Bu arada bazı Kürt gruplarının istihbarat örgütleri ile birlikte resim vermeleri, YPG’yi terörist olarak gösterme açıklamaları doğru değildir.
YPG, Kürdistan hükümeti ile ilişkilerini geliştirmelidir. Kürdistan hükümeti de Rojava’ya olası saldırılara karşı sağlam dik duruşunu ortaya koymalıdır.
Diaspora Kürtlerinin bu kaos ortamında gerekli tepkiyi ortaya koyamaması büyük eksikliktir.
ABD ve batı ülkelerinde Kürtlerin korumasız kalması durumunda yaşanabilecek felaketlerin neler olabileceği anlatılmalıdır.
Sosyal medya, demokratik kanallar, lobi faaliyetleri etkin kullanılarak ABD yönetimi etki altına alınabilir.

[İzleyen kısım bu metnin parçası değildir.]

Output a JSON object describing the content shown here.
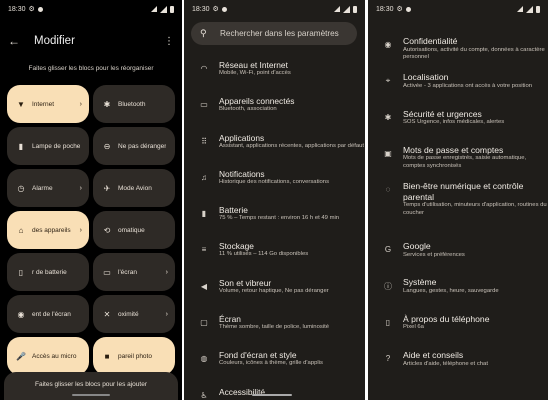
{
  "status": {
    "time": "18:30"
  },
  "panel1": {
    "title": "Modifier",
    "hint_top": "Faites glisser les blocs pour les réorganiser",
    "tiles": [
      {
        "label": "Internet",
        "icon": "wifi-icon",
        "glyph": "▼",
        "state": "on",
        "chevron": "›"
      },
      {
        "label": "Bluetooth",
        "icon": "bluetooth-icon",
        "glyph": "✱",
        "state": "off",
        "chevron": ""
      },
      {
        "label": "Lampe de poche",
        "icon": "flashlight-icon",
        "glyph": "▮",
        "state": "off",
        "chevron": ""
      },
      {
        "label": "Ne pas déranger",
        "icon": "dnd-icon",
        "glyph": "⊖",
        "state": "off",
        "chevron": ""
      },
      {
        "label": "Alarme",
        "icon": "alarm-icon",
        "glyph": "◷",
        "state": "off",
        "chevron": "›"
      },
      {
        "label": "Mode Avion",
        "icon": "airplane-icon",
        "glyph": "✈",
        "state": "off",
        "chevron": ""
      },
      {
        "label": "des appareils",
        "icon": "home-icon",
        "glyph": "⌂",
        "state": "on",
        "chevron": "›"
      },
      {
        "label": "omatique",
        "icon": "rotate-icon",
        "glyph": "⟲",
        "state": "off",
        "chevron": ""
      },
      {
        "label": "r de batterie",
        "icon": "battery-saver-icon",
        "glyph": "▯",
        "state": "off",
        "chevron": ""
      },
      {
        "label": "l'écran",
        "icon": "cast-icon",
        "glyph": "▭",
        "state": "off",
        "chevron": "›"
      },
      {
        "label": "ent de l'écran",
        "icon": "screen-record-icon",
        "glyph": "◉",
        "state": "off",
        "chevron": ""
      },
      {
        "label": "oximité",
        "icon": "nearby-share-icon",
        "glyph": "✕",
        "state": "off",
        "chevron": "›"
      },
      {
        "label": "Accès au micro",
        "icon": "mic-icon",
        "glyph": "🎤",
        "state": "on",
        "chevron": ""
      },
      {
        "label": "pareil photo",
        "icon": "camera-icon",
        "glyph": "■",
        "state": "on",
        "chevron": ""
      }
    ],
    "hint_bottom": "Faites glisser les blocs pour les ajouter"
  },
  "panel2": {
    "search_placeholder": "Rechercher dans les paramètres",
    "items": [
      {
        "title": "Réseau et Internet",
        "sub": "Mobile, Wi-Fi, point d'accès",
        "icon": "wifi-icon",
        "glyph": "◠"
      },
      {
        "title": "Appareils connectés",
        "sub": "Bluetooth, association",
        "icon": "devices-icon",
        "glyph": "▭"
      },
      {
        "title": "Applications",
        "sub": "Assistant, applications récentes, applications par défaut",
        "icon": "apps-icon",
        "glyph": "⠿"
      },
      {
        "title": "Notifications",
        "sub": "Historique des notifications, conversations",
        "icon": "bell-icon",
        "glyph": "♫"
      },
      {
        "title": "Batterie",
        "sub": "75 % – Temps restant : environ 16 h et 49 min",
        "icon": "battery-icon",
        "glyph": "▮"
      },
      {
        "title": "Stockage",
        "sub": "11 % utilisés – 114 Go disponibles",
        "icon": "storage-icon",
        "glyph": "≡"
      },
      {
        "title": "Son et vibreur",
        "sub": "Volume, retour haptique, Ne pas déranger",
        "icon": "volume-icon",
        "glyph": "◀"
      },
      {
        "title": "Écran",
        "sub": "Thème sombre, taille de police, luminosité",
        "icon": "display-icon",
        "glyph": "▢"
      },
      {
        "title": "Fond d'écran et style",
        "sub": "Couleurs, icônes à thème, grille d'applis",
        "icon": "palette-icon",
        "glyph": "◍"
      },
      {
        "title": "Accessibilité",
        "sub": "",
        "icon": "accessibility-icon",
        "glyph": "♿"
      }
    ]
  },
  "panel3": {
    "items": [
      {
        "title": "Confidentialité",
        "sub": "Autorisations, activité du compte, données à caractère personnel",
        "icon": "privacy-icon",
        "glyph": "◉"
      },
      {
        "title": "Localisation",
        "sub": "Activée - 3 applications ont accès à votre position",
        "icon": "location-icon",
        "glyph": "⌖"
      },
      {
        "title": "Sécurité et urgences",
        "sub": "SOS Urgence, infos médicales, alertes",
        "icon": "emergency-icon",
        "glyph": "✱"
      },
      {
        "title": "Mots de passe et comptes",
        "sub": "Mots de passe enregistrés, saisie automatique, comptes synchronisés",
        "icon": "account-icon",
        "glyph": "▣"
      },
      {
        "title": "Bien-être numérique et contrôle parental",
        "sub": "Temps d'utilisation, minuteurs d'application, routines du coucher",
        "icon": "wellbeing-icon",
        "glyph": "◌",
        "tall": true
      },
      {
        "title": "Google",
        "sub": "Services et préférences",
        "icon": "google-icon",
        "glyph": "G"
      },
      {
        "title": "Système",
        "sub": "Langues, gestes, heure, sauvegarde",
        "icon": "info-icon",
        "glyph": "ⓘ"
      },
      {
        "title": "À propos du téléphone",
        "sub": "Pixel 6a",
        "icon": "phone-icon",
        "glyph": "▯"
      },
      {
        "title": "Aide et conseils",
        "sub": "Articles d'aide, téléphone et chat",
        "icon": "help-icon",
        "glyph": "?"
      }
    ]
  }
}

Her ne kadar ABD yönetiminin “Biz gitsek de Kürtlerin korunması için gerekli önlemleri alacağız” söylemi Kürtlerde rahatlama, bölge ülkelerinde tepkiye neden olsa da yine de akılcı politikalar üretmek gerekir.
En önemlisi de bir an önce Rojava’nın uçuşa yasak bölge ilan edilmesi için BM nezdinde girişimler yapılmalıdır.
Ortadoğu’yu yakın ve orta gelecekte büyük yıkımlar, alt üst oluşlar bekliyor.
Bu coğrafyada hiçbir devletin geleceği yoktur. Tüm ülkeleri büyük iç çatışmalar ve savaşlar bekliyor.
Bu coğrafyada demokrasi ve insan hakları yoktur.
Ülke yönetimlerinin tümü totaliter yapıları sonucu ırkçı, gerici ve saldırgandırlar.
IŞİD, El-Kaide, Haşdi Şabi gibi kelle kesmede yarışan cihadcı örgütlerin bu coğrafyada kolayca taraftar bulup gelişmeleri her zaman mümkündür.
Bu öyle bir coğrafya ki vahşette sınır tanımayan örgütler kitlelerinin desteğini ve sempatisini daha kolay kazanabilmektedirler.
Bir an için batılı ülkelerin bu coğrafyadan çıktıklarını varsayalım.
Bırakalım korumasız halkları, azınlıkları, mevcut ülke yönetimleri bile bu grupların vahşeti karşısında ayakta kalamaz.
Bu topraklarda farklı dillere, inançlara, düşüncelere tahamül yoktur.
Potansiyel olarak tümü katliamcı ve soykırımcıdırlar.
Bu barbarlara karşı koymak için en doğru yol, birlik olmak ve batılı ülkeler ile birlikte hareket etmektir.
Bu makalede yer alan fikirler yazara aittir ve Nerina Azad'ın editöryal politikasını yansıtmayabilir.